While we’re finishing our Halloween candy and looking for the perfect turkey recipe, I thought it might be a good idea to prepare for the uptick in seasonal email volume. We wanted to understand what it was like for marketers during the holidays, so we compared nearly two years of MailChimp’s traffic to look for trends.
You’d think it would be simple to compare two years of data, but there was a problem. Our growth rate makes a pretty graph, but it also obscures any other patterns. We solved the issue by journeying to the north pole and… just kidding. We normalized the data to account for growth, and once we did, the results were pretty startling.
So, what are you looking at? Well, we overlayed 2011 and 2012 seasonal traffic, and certain swells in volume really lined up. We mapped the major U.S. holidays to make things clearer. You can find volume bumps for Easter, Mother’s Day, and July 4th. Labor Day gets a bump, and Memorial Day gets a bump, and, holy moly, Christmas! The swell in volume for Christmas starts on Cyber Monday and only goes up from there. It’s unlike any other time of year.

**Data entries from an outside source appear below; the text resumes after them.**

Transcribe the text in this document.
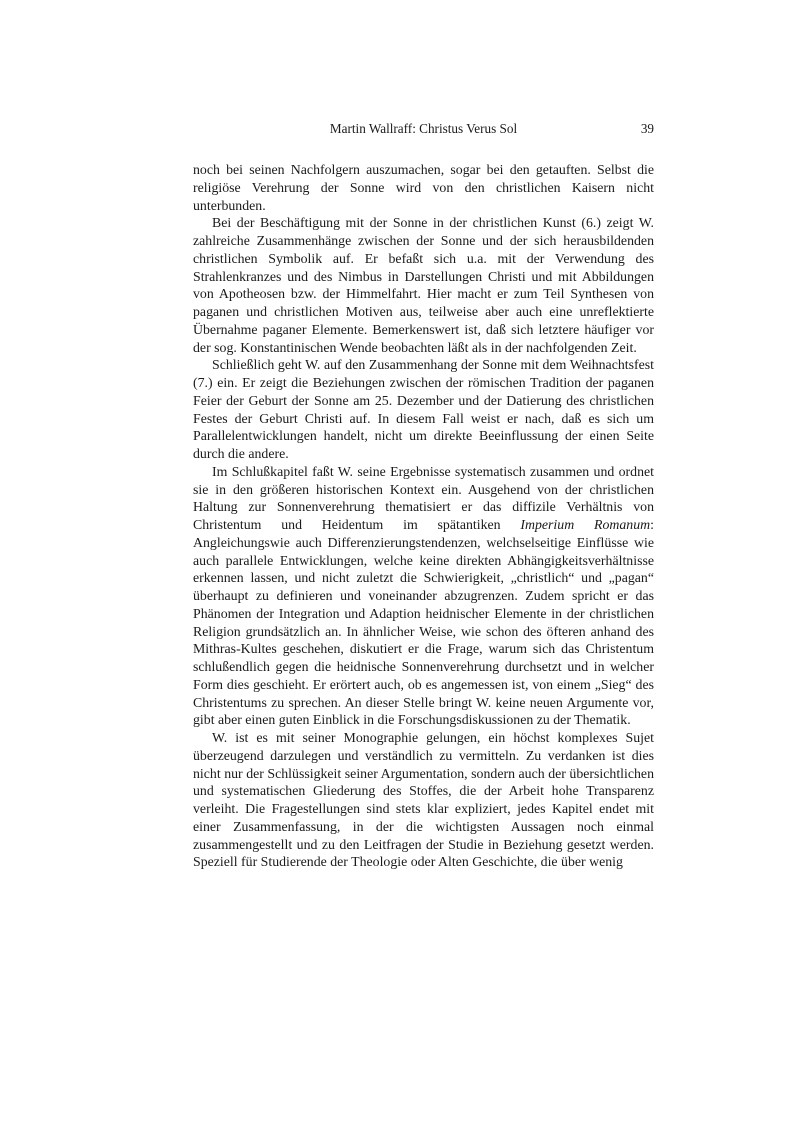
Martin Wallraff: Christus Verus Sol	39

noch bei seinen Nachfolgern auszumachen, sogar bei den getauften. Selbst die religiöse Verehrung der Sonne wird von den christlichen Kaisern nicht unterbunden.

Bei der Beschäftigung mit der Sonne in der christlichen Kunst (6.) zeigt W. zahlreiche Zusammenhänge zwischen der Sonne und der sich herausbildenden christlichen Symbolik auf. Er befaßt sich u.a. mit der Verwendung des Strahlenkranzes und des Nimbus in Darstellungen Christi und mit Abbildungen von Apotheosen bzw. der Himmelfahrt. Hier macht er zum Teil Synthesen von paganen und christlichen Motiven aus, teilweise aber auch eine unreflektierte Übernahme paganer Elemente. Bemerkenswert ist, daß sich letztere häufiger vor der sog. Konstantinischen Wende beobachten läßt als in der nachfolgenden Zeit.

Schließlich geht W. auf den Zusammenhang der Sonne mit dem Weihnachtsfest (7.) ein. Er zeigt die Beziehungen zwischen der römischen Tradition der paganen Feier der Geburt der Sonne am 25. Dezember und der Datierung des christlichen Festes der Geburt Christi auf. In diesem Fall weist er nach, daß es sich um Parallelentwicklungen handelt, nicht um direkte Beeinflussung der einen Seite durch die andere.

Im Schlußkapitel faßt W. seine Ergebnisse systematisch zusammen und ordnet sie in den größeren historischen Kontext ein. Ausgehend von der christlichen Haltung zur Sonnenverehrung thematisiert er das diffizile Verhältnis von Christentum und Heidentum im spätantiken Imperium Romanum: Angleichungswie auch Differenzierungstendenzen, welchselseitige Einflüsse wie auch parallele Entwicklungen, welche keine direkten Abhängigkeitsverhältnisse erkennen lassen, und nicht zuletzt die Schwierigkeit, „christlich“ und „pagan“ überhaupt zu definieren und voneinander abzugrenzen. Zudem spricht er das Phänomen der Integration und Adaption heidnischer Elemente in der christlichen Religion grundsätzlich an. In ähnlicher Weise, wie schon des öfteren anhand des Mithras-Kultes geschehen, diskutiert er die Frage, warum sich das Christentum schlußendlich gegen die heidnische Sonnenverehrung durchsetzt und in welcher Form dies geschieht. Er erörtert auch, ob es angemessen ist, von einem „Sieg“ des Christentums zu sprechen. An dieser Stelle bringt W. keine neuen Argumente vor, gibt aber einen guten Einblick in die Forschungsdiskussionen zu der Thematik.

W. ist es mit seiner Monographie gelungen, ein höchst komplexes Sujet überzeugend darzulegen und verständlich zu vermitteln. Zu verdanken ist dies nicht nur der Schlüssigkeit seiner Argumentation, sondern auch der übersichtlichen und systematischen Gliederung des Stoffes, die der Arbeit hohe Transparenz verleiht. Die Fragestellungen sind stets klar expliziert, jedes Kapitel endet mit einer Zusammenfassung, in der die wichtigsten Aussagen noch einmal zusammengestellt und zu den Leitfragen der Studie in Beziehung gesetzt werden. Speziell für Studierende der Theologie oder Alten Geschichte, die über wenig
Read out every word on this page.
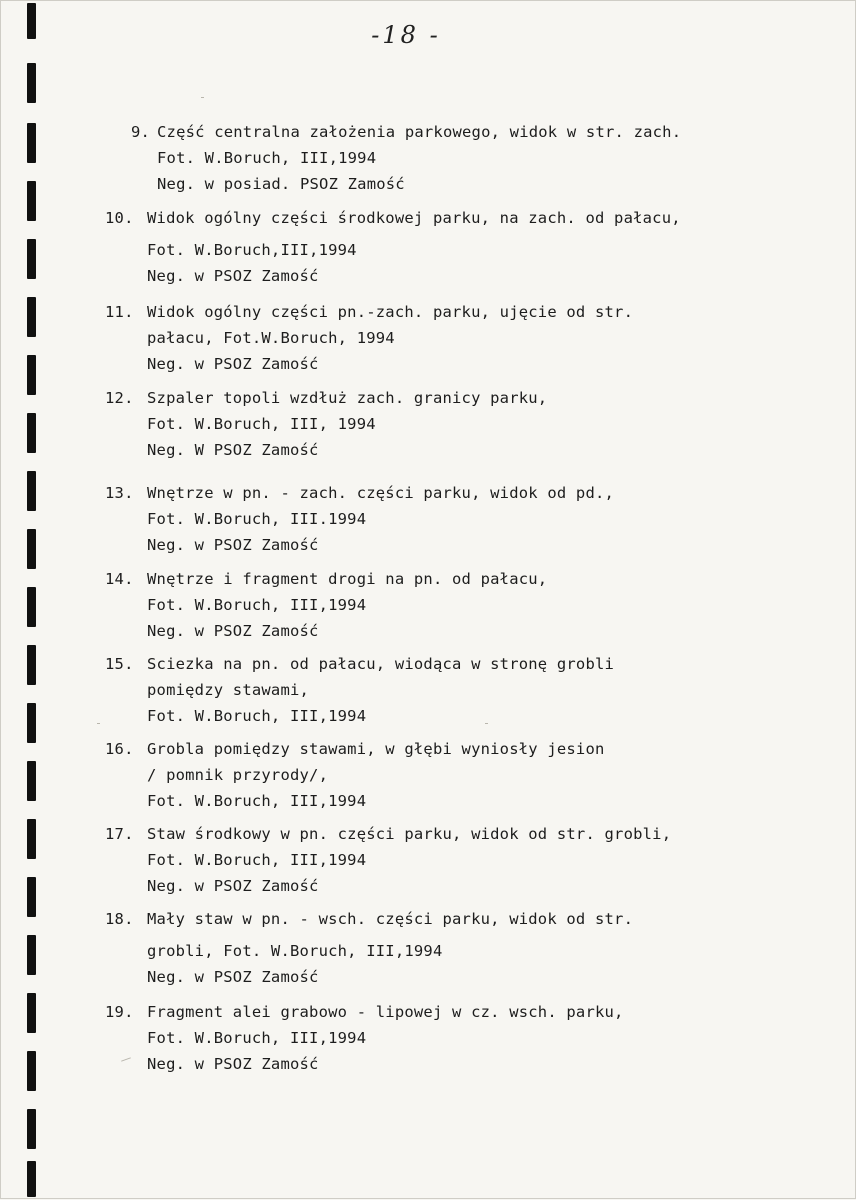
-18 -
9. Część centralna założenia parkowego, widok w str. zach.
Fot. W.Boruch, III,1994
Neg. w posiad. PSOZ Zamość
10. Widok ogólny części środkowej parku, na zach. od pałacu,
Fot. W.Boruch,III,1994
Neg. w PSOZ Zamość
11. Widok ogólny części pn.-zach. parku, ujęcie od str.
pałacu, Fot.W.Boruch, 1994
Neg. w PSOZ Zamość
12. Szpaler topoli wzdłuż zach. granicy parku,
Fot. W.Boruch, III, 1994
Neg. W PSOZ Zamość
13. Wnętrze w pn. - zach. części parku, widok od pd.,
Fot. W.Boruch, III.1994
Neg. w PSOZ Zamość
14. Wnętrze i fragment drogi na pn. od pałacu,
Fot. W.Boruch, III,1994
Neg. w PSOZ Zamość
15. Sciezka na pn. od pałacu, wiodąca w stronę grobli
pomiędzy stawami,
Fot. W.Boruch, III,1994
16. Grobla pomiędzy stawami, w głębi wyniosły jesion
/ pomnik przyrody/,
Fot. W.Boruch, III,1994
17. Staw środkowy w pn. części parku, widok od str. grobli,
Fot. W.Boruch, III,1994
Neg. w PSOZ Zamość
18. Mały staw w pn. - wsch. części parku, widok od str.
grobli, Fot. W.Boruch, III,1994
Neg. w PSOZ Zamość
19. Fragment alei grabowo - lipowej w cz. wsch. parku,
Fot. W.Boruch, III,1994
Neg. w PSOZ Zamość
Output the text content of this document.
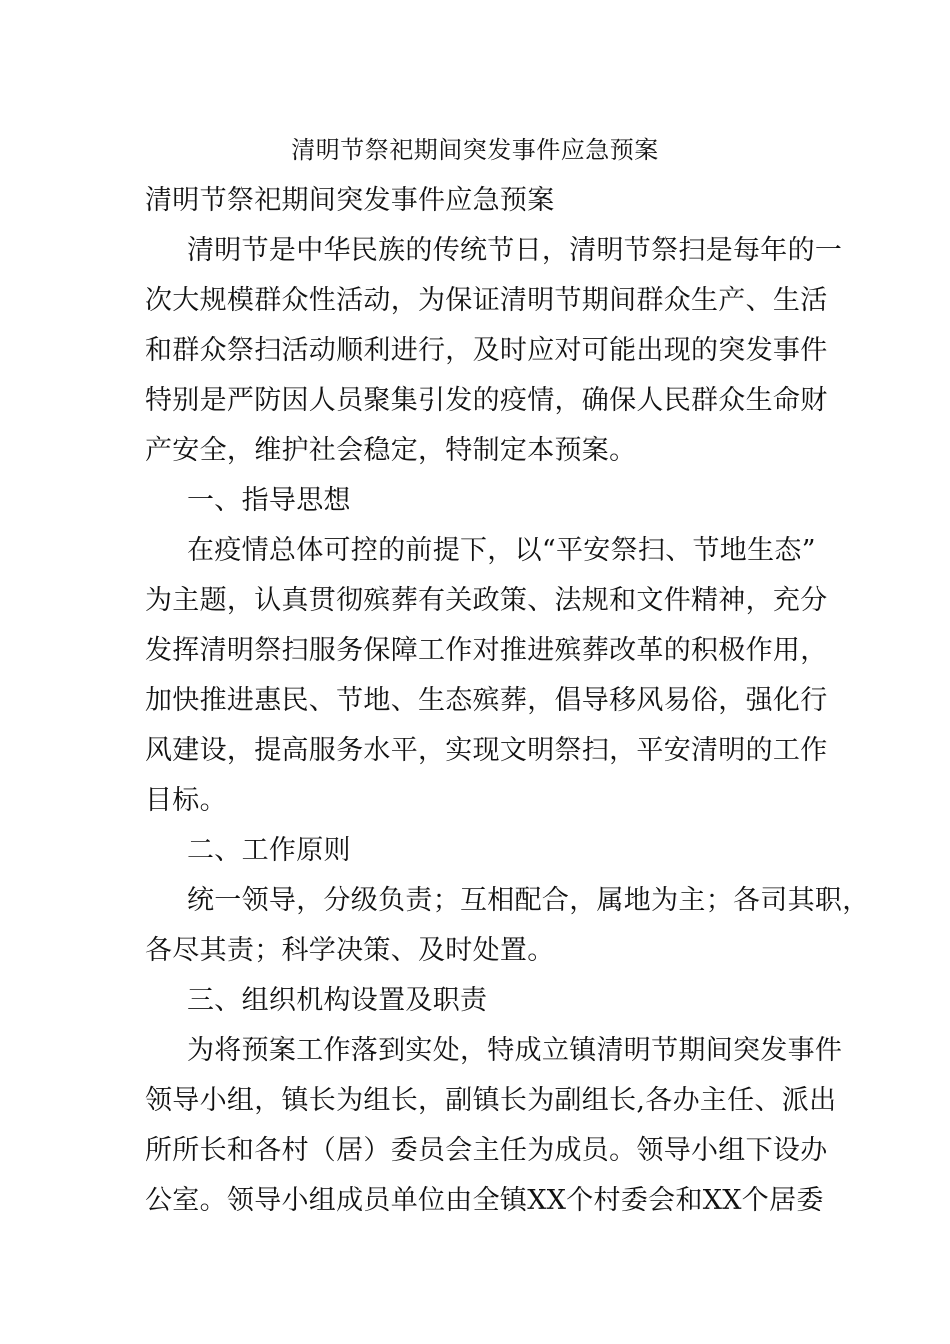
清明节祭祀期间突发事件应急预案
清明节祭祀期间突发事件应急预案
清明节是中华民族的传统节日，清明节祭扫是每年的一
次大规模群众性活动，为保证清明节期间群众生产、生活
和群众祭扫活动顺利进行，及时应对可能出现的突发事件
特别是严防因人员聚集引发的疫情，确保人民群众生命财
产安全，维护社会稳定，特制定本预案。
一、指导思想
在疫情总体可控的前提下，以“平安祭扫、节地生态”
为主题，认真贯彻殡葬有关政策、法规和文件精神，充分
发挥清明祭扫服务保障工作对推进殡葬改革的积极作用，
加快推进惠民、节地、生态殡葬，倡导移风易俗，强化行
风建设，提高服务水平，实现文明祭扫，平安清明的工作
目标。
二、工作原则
统一领导，分级负责；互相配合，属地为主；各司其职，
各尽其责；科学决策、及时处置。
三、组织机构设置及职责
为将预案工作落到实处，特成立镇清明节期间突发事件
领导小组，镇长为组长，副镇长为副组长,各办主任、派出
所所长和各村（居）委员会主任为成员。领导小组下设办
公室。领导小组成员单位由全镇XX个村委会和XX个居委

I’ve heard the holidays are a good time to take a step back and reflect. For an email marketer, it’s a good time to see things from your subscribers’ point of view. With this in mind, we’ve put together a few ideas to help you get through the holiday season from the comfort of the inbox.
Seasonal Email Fatigue
Maybe you want to send holiday greetings, recipes, and coupons. Or perhaps you want to talk about volunteer opportunities and canned food drives. Hey, maybe you want to make sure everyone who bought something last year knows about the new items you’re offering this year. It’s all good! But remember, when you’re talking about holiday-season email, more is not always merrier.
If seasonal trends tell us global volume is about to explode, there’s a good chance your subscribers are about to get a ton of email. I’m not saying you shouldn’t send that holiday campaign. I’m just saying that flooded inboxes lead to frustrated and repeated mashing of the “spam” button.
For the ISPs, it’s a battle to keep their customers from getting too much unwanted mail. Content and engagement based filters are going to be running hot for the next couple of months. Reaching the inbox is going to be a challenge, but I think we’re up for it.
Here are some basic steps you can take to protect your deliverability.
Get Added to the Address Book
ISPs look at the address book like a personal whitelist, so getting your subscribers to add you to their contacts is the single best thing you can do to assure inbox delivery.
For new signups, we already include the “Add us to your address book” merge tag by default, but consider making a prominent plea right at the top. You can also set an autoresponder to go out a week after signup to reinforce this message. For your current subscribers, try sending an “add us to your address book” campaign to a targeted segment of low engagement subscribers.
Be Careful With Your Aging List
A lot of users have an old list sitting around somewhere. These are subscribers you haven’t sent to in 6 months or more, but you’d really like to send to them holiday updates.
If you absolutely must send to these subscribers, take things slowly. If you send to an old list all at once and it performs poorly, ISPs might decide your From address or the link to your homepage is a spam indicator. It can be really hard to convince an ISP to remove your domain from their content filters. Beside reaching out to the ISP for support, you often have to rebuild your reputation. That means you have to spend the next few weeks sending small and targeted campaigns to your most active subscribers.
You’re better off slowly reaching out to your aging list. If your stats come back with strong open and click rates and your complaints are low, awesome! Open the floodgates. If you start seeing a higher than normal bounce rate, you can slam on the brakes and look into list cleaning.
Looking through your reports, you might notice a particular ISP that consistently underperforms in open rates. This is a good indication that you’ve got reputation or engagement issues. You need to get the ISP to reconsider their opinion of you, but how?
It’ll take some time, but I’ve seen this method have good results in the past. In this case, we’ll assume your open rates to Yahoo.com are lower than they should be.
First, segment out your Yahoo.com subscribers with high member ratings. Consider using a static segment since you’ll need to send repeated emails to this group. Our goal is to spend a few weeks sending to people who will definitely open and click in order to flip your open rate to Yahoo.com.
After a while, you can fold in subscribers with lower member ratings, but only do a few at a time. Use A/B split testing to find your most effective content. You can also add new fields to your list and send out an update profile campaign. Anything that helps reduce irrelevance is good.